Frankly, things are on fire, the world as I know it is in a seemingly-constant state of upheaval,* and things are just…difficult. Even though I have three new books on my TBR pile that I’ve been looking forward to for months and months (one even for a year) I just can’t seem to motivate myself to crack ’em open. My creative-well is, also, running dry and I haven’t written much since… *low whistle* May. Egads. May. Wow. That’s, um, unusual to say the least.
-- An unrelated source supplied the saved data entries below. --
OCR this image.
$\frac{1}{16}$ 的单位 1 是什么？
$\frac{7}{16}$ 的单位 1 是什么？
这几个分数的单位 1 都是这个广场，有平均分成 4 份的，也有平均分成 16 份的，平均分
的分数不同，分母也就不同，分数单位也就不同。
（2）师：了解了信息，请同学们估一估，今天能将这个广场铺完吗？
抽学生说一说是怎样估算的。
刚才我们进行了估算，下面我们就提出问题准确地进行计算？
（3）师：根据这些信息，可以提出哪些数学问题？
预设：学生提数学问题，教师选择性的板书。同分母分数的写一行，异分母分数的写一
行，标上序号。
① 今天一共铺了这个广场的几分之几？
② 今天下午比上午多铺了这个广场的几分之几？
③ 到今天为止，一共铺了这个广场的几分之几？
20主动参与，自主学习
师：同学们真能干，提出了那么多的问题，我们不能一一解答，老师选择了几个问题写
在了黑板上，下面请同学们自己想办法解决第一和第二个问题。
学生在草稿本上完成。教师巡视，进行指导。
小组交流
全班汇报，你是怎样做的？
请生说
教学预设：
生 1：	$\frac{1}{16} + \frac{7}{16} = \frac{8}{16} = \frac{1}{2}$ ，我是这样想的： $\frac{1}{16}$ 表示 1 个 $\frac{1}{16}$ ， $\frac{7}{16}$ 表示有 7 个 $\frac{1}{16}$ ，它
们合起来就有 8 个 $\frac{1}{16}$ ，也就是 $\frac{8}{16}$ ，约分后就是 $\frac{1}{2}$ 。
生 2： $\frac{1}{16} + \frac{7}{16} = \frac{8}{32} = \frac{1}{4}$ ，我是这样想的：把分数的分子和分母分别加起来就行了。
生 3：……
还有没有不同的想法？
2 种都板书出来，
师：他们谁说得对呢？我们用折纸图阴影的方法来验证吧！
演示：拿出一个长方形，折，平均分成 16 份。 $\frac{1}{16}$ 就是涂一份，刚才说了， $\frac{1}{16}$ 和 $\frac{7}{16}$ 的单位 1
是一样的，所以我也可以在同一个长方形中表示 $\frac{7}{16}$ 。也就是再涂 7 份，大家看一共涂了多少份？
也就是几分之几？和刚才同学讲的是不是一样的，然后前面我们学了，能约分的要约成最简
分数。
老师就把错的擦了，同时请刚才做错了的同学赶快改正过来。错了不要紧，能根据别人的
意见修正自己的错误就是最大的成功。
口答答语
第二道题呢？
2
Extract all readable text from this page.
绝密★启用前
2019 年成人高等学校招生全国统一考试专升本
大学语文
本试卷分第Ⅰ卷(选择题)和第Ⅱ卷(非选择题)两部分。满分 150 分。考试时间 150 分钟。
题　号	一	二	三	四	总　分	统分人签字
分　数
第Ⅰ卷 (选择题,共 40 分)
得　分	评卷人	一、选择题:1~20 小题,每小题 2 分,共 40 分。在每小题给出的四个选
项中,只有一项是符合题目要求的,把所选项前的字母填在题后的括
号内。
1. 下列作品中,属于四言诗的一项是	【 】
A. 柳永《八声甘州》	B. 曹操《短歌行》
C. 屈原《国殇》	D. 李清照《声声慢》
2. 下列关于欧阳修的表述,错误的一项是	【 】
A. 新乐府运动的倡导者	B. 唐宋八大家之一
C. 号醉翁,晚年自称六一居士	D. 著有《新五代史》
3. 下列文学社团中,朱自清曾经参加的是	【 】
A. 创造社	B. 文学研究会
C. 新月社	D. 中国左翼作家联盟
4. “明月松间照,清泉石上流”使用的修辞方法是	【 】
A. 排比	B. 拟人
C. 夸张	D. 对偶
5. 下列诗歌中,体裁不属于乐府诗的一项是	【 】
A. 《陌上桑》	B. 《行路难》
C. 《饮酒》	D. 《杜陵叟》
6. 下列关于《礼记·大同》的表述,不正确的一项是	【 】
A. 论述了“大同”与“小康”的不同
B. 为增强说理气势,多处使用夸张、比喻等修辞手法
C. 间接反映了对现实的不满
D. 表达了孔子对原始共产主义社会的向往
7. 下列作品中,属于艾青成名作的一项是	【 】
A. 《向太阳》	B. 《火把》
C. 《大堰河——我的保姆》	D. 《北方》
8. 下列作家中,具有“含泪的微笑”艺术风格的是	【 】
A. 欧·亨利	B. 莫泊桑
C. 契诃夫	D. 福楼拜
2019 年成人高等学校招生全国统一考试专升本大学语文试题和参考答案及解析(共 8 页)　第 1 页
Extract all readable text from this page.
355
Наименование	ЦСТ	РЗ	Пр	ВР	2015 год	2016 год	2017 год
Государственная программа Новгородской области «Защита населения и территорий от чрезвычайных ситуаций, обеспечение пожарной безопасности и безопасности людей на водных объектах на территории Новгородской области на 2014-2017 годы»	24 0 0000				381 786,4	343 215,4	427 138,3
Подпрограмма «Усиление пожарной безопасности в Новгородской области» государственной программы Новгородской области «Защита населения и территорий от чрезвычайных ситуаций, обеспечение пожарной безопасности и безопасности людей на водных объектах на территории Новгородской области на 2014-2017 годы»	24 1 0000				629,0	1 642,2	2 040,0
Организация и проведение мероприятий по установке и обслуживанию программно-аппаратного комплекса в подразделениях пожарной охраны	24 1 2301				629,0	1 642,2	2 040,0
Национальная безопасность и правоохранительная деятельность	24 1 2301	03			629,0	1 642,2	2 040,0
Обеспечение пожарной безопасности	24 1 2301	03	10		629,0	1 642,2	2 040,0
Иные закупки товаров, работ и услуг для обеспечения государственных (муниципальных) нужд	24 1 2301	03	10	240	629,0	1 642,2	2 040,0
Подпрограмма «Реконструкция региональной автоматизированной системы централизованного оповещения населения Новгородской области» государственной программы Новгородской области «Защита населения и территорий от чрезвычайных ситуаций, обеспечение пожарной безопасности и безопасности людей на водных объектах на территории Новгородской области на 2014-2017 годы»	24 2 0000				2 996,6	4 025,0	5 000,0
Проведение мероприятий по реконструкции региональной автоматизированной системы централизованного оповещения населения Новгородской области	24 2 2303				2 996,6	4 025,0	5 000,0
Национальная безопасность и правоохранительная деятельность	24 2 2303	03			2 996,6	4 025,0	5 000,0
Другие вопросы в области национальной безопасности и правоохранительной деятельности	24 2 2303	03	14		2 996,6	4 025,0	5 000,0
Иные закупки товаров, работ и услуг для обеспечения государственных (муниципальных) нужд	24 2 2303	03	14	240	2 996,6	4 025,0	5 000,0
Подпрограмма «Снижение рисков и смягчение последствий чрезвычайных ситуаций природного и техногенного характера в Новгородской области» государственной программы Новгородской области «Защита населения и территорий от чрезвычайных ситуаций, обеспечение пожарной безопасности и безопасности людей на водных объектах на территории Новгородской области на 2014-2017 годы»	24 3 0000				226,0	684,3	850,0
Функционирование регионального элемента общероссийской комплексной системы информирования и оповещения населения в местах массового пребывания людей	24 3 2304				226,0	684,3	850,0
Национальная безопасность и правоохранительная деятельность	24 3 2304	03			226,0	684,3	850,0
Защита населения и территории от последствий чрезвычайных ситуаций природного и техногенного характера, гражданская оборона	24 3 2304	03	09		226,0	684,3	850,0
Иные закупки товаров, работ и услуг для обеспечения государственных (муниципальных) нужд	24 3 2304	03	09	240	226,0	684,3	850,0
I have, however, played 236 hours of ESO. I’ve been informed by a friend that’s nearly ten 24 hour periods, no breaks, and, when put like that, it oddly feels small? 236 sounds massive. 10 days is less than a fortnight. *shrug*
I have also been rereading a lot, primarily T. Kingfisher and Lois McMaster Bujold and Carol Berg. There’s comfort in rereading. Partly, it’s the knowledge that it can’t, really, surprise me. Nothing unexpected will occur, and there’s safety in that. A sort of grounding. Partly, it’s to be around the familiar, to enjoy the things I’ve enjoyed before. Often, I have snapshots of memory as I reread; I remember where I was when I first read this part, what the texture of that moment felt like, what I was experiencing. The Curse of Chalion always feels like mid- to late-summer, sitting on the back porch with a languid breeze, watching the morning glories devour the neighbor’s fence and sawed-off trees, listening to the screeching cry of cicadas. I have tasks to do, but those can wait till tomorrow. Swordheart is a quiet day at work, where my snickering goes unremarked since there’s no one around to comment on it. Song of the Beast is sitting in the front hall of a high school, the smell of waxed linoleum and the sound of perpetual conversation blending together into a constant humming buzz. And so on.
For me, books and memories are often intrinsically tied, and reading a familiar passage of prose can spark smells and tastes and sounds and textures completely unrelated to the story that’s unfolding and, sometimes, concurrently. I experience what the words evoke but simultaneously experience what I subconsciously observed the first time I experienced what those words evoked.
It brings a sort of pause, a moment where not everything is awful and maybe, maybe, there’s hope.
Which is a long way of saying there will be no Month of Books for July since it feels a bit weird to talk about things I already talked about, some quite recently. Instead, I’ll keep rereading, and those new books will be waiting for me when I’m ready to experience the unfamiliar and the uncertain again.
* I’m sure it’s peaceful(ish) somewhere in the world.